Als in Polen das Familienrecht erlassen wurde, hat sich kaum jemand die aktive Teilnahme von Vätern an der Kindererziehung vorgestellt. Diese Frau stammte aus der Obhut der Nachkommen. Von einem Mann wurde etwas anderes erwartet: ein Zuhause zu verdienen.

Heute haben sich die Zeiten geändert. Immer häufiger möchten Väter aktiv an der Kindererziehung teilnehmen. Sie sehen ihre Rolle mehr als nur darin, Geld und Mittel zur Unterstützung einer Familie bereitzustellen. Sie wissen, wie wichtig es ist, dass zwei Elternteile anwesend sind und dass sie zusammenarbeiten, um ein Kind als "anständige Person" zu erziehen. Leider halten Gesetzesänderungen nicht mit den Änderungen Schritt ... zumindest in Polen.

Die gleichen Rechte?

Es ist schwer, die frustrierten oder oft schwer verletzten Frauen zu beschuldigen, die nicht in der Lage sind, das Unrecht zu vergessen und den Kontakt mit dem Vater ihrer Kinder abzubrechen. Das Problem sind nicht ihre Gefühle, denn sie haben ein heiliges Recht auf sie. Das Problem liegt woanders.

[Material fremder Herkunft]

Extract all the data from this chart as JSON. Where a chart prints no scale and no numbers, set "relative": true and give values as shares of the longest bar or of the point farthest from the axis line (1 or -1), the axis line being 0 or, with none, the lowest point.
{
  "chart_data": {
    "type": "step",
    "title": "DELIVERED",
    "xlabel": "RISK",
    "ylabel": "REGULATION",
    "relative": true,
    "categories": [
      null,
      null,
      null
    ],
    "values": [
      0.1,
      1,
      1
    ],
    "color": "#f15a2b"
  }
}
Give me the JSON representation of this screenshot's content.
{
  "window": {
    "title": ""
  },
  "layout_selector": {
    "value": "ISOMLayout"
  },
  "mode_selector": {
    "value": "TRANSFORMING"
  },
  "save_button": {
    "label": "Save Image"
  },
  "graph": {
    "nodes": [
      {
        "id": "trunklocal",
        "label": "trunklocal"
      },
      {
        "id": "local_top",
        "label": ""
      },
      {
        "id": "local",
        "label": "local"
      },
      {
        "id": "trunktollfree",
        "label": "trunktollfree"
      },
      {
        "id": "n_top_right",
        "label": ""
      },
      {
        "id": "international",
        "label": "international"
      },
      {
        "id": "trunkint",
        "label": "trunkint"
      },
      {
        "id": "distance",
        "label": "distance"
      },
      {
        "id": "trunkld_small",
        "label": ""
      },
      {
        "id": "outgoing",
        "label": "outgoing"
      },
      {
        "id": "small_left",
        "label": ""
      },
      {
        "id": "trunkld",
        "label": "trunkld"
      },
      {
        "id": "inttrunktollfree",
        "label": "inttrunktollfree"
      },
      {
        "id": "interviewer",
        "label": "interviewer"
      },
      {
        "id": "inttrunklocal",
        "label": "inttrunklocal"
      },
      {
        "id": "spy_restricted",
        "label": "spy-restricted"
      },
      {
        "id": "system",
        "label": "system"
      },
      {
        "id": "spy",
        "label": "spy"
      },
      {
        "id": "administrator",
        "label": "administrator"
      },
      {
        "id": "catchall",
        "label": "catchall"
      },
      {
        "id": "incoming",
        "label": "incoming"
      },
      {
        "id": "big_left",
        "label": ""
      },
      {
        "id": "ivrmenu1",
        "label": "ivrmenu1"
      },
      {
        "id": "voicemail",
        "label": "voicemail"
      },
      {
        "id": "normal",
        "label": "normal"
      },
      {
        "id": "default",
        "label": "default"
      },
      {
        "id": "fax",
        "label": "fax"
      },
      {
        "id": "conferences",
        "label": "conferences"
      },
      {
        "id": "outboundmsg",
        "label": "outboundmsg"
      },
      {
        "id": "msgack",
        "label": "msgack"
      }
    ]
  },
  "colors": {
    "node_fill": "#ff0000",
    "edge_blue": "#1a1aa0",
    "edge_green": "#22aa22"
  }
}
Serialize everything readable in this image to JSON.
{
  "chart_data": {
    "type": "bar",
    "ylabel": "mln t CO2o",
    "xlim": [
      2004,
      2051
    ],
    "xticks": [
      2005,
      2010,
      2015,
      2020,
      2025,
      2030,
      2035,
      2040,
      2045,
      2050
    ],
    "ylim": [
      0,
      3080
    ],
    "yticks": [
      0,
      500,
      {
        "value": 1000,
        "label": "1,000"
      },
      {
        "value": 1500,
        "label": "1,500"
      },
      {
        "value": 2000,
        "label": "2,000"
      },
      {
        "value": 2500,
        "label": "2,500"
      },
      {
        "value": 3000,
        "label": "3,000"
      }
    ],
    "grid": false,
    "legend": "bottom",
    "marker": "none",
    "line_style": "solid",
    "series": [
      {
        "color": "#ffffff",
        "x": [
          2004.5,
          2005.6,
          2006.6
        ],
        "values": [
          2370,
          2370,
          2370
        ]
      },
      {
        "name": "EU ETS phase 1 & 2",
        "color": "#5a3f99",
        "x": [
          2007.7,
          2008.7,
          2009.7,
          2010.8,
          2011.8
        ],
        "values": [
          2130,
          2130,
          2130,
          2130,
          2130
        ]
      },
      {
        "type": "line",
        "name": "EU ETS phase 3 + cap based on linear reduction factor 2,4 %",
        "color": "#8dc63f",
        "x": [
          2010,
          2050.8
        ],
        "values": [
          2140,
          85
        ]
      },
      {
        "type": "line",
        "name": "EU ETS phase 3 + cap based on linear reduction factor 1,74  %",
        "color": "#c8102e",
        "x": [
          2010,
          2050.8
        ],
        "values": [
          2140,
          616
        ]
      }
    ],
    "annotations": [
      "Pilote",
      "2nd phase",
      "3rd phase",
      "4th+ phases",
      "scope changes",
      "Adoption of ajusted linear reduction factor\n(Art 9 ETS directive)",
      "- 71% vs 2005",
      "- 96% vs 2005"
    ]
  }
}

In einem Gesetz, das Eltern nicht die gleichen Rechte einräumt, die Mütter zu pathologischem Verhalten veranlassen, auf den Partner einwirken, ihn demütigen, mit Kindern spielen, dem Vater des Kindes einen Platz in der Reihe zeigen, weil es sich auszahlt und ein Gefühl der "Kontrolle über die Situation" vermittelt. . Kinder sind verletzt, weil Menschen, die den Fall theoretisch mit kritischem und kühlem Auge betrachten sollten (Richter), sich zu oft von Stereotypen leiten lassen und feststellen, was Vorurteile und Stereotypen ihnen sagen.

Baby Gegenstand

Wenn bei den Eltern etwas schief geht, werden die Kinder Ausstellung, Sache, zarte WareWer muss entscheiden, wie viel Vater oder Mutter wirklich wert ist? Die Kleinen müssen unvorstellbare Dinge tun: auf der einen Seite stehen, Rollen zwischen konfliktträchtigen Eltern spielen, entscheiden, wer besser ist und mit wem es sich nicht lohnt, bestimmte Dinge zu tun.

Väter, die vor Gericht beweisen mussten, dass sie es verdienen, mit Kindern "zu sehen", betonen, dass ihre Rolle auf beschränkt ist bettlerstellung, wer muss beweisen, dass er etwas verdient, das er bisher hatte (Zeit mit dem Kind). Die Väter betonen, dass sie oft von den Müttern ihrer Kinder verleumdet und vom Gericht für etwas bestraft werden, was sie nicht getan haben. Sie werden ihrer Lebensleistungen beraubt, ein Dach über dem Kopf, alles, was sie und ihre Frau jahrelang zusammen gebaut haben. Der Partner einer neuen Mutter und der adoptierte Vater für Kinder ziehen bald in dasselbe Haus. Es ist schwierig, diese Situation "normal" zu nennen. Dies umso mehr, als die Eltern von Kindern, selbst wenn die Zeit vergeht und wenn theoretisch die Emotionen sinken, oft immer noch nicht in der Lage sind, sich anzusehen, geschweige denn miteinander zu sprechen ... Die Lösung könnte eine erzwungene Mediation sein? Wie auch immer, bist du dir sicher?

Wie geht das in den Staaten?

Es ist seit langem bekannt, dass unser Land Väter diskriminiert. Wie kann dieses Problem jedoch gelöst werden? Andere Länder könnten ein Beispiel für uns sein.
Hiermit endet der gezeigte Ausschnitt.